E allora il sogno è di stare in mezzo agli altri, fare il “papà” della propria comunità, vedersi punto di riferimento nelle relazioni spirituali, presentarsi “più uomo di Dio che saggio”. “Ho quasi settant’anni - esclama un prete - e da dieci anni vivo in una nuova parrocchia che è nata con me e mi ha ridato carica”. Sogno ricorrente è quello di una “Chiesa che non si chiude nei suoi palazzi”. Certo, afferma un altro, “con il Concilio si sperava che le cose sarebbero andate meglio, ma credo che poi forse la Chiesa non ha avuto il coraggio di fare una scelta precisa e decisa, e viviamo in una situazione molto ambigua e confusa”.

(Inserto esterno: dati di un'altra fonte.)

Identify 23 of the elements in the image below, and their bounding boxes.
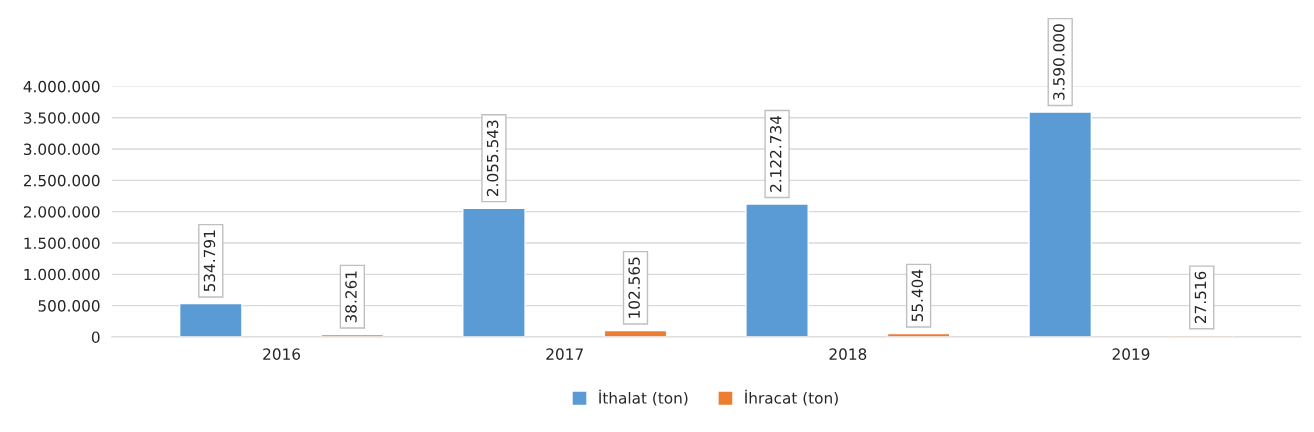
y-tick-label: 1.000.000 <box>24 268 100 281</box>
y-tick-label: 0 <box>91 331 100 343</box>
data-label: 102.565 <box>628 257 640 318</box>
y-tick-label: 2.000.000 <box>23 206 100 218</box>
y-tick-label: 2.500.000 <box>23 174 100 187</box>
y-tick-label: 500.000 <box>38 300 100 312</box>
x-tick-label: 2016 <box>263 348 301 360</box>
legend-label: İhracat (ton) <box>745 389 838 406</box>
data-label: 27.516 <box>1194 271 1207 324</box>
data-label: 3.590.000 <box>1053 24 1065 100</box>
x-tick-label: 2018 <box>829 348 867 360</box>
data-label: 55.404 <box>911 269 924 322</box>
data-label: 38.261 <box>345 271 357 323</box>
y-tick-label: 4.000.000 <box>23 80 100 93</box>
y-tick-label: 3.000.000 <box>23 143 100 156</box>
data-label: 534.791 <box>203 230 216 292</box>
legend-label: İthalat (ton) <box>599 389 688 406</box>
x-tick-label: 2017 <box>546 348 583 360</box>
y-tick-label: 3.500.000 <box>23 112 100 124</box>
x-tick-label: 2019 <box>1112 348 1150 360</box>
data-label: 2.055.543 <box>486 120 499 196</box>
data-label: 2.122.734 <box>769 115 782 192</box>
y-tick-label: 1.500.000 <box>24 237 100 250</box>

La ricerca rivela un mondo in faticoso, ma volonteroso adattamento al mutare dei tempi. Non a caso il sociologo cattolico Luca Diotallevi parla di lifelong learning, un processo di formazione che duri tutta la vita. Traspare dalle risposte il disagio nei confronti di una gerarchia che, sbotta un prete, “tende a soffocare” la discussione dei problemi. Dice un prete, rivolgendosi nell’immaginazione ai vescovi: “Lasciate esplodere prima che diventi insostenibile la situazione. Lasciate emergere, affiorare quelli che sono i veri problemi che travagliano le parrocchie, i sacerdoti, i laici, tutti”. Perché - così emerge dai colloqui - la Chiesa parla molto di rispetto della persona umana dai pulpiti, ma fino a che punto è un ideale realizzato al proprio interno? “I preti vogliono essere ascoltati”, riassume l’autore dell’indagine.
Una gerarchia che decide tutto per conto proprio, nelle alte sfere, non è quello che si aspettano i sacerdoti nella trincea della missione quotidiana. “Chi guida - dichiara un parroco - dovrebbe essere molto più attento ad ascoltare”. Fosse così, viene da pensare, l’atteggiamento della Chiesa sarebbe stato diverso negli ultimi anni su tante questioni: dalle coppie di fatto alla fecondazione artificiale, al testamento biologico.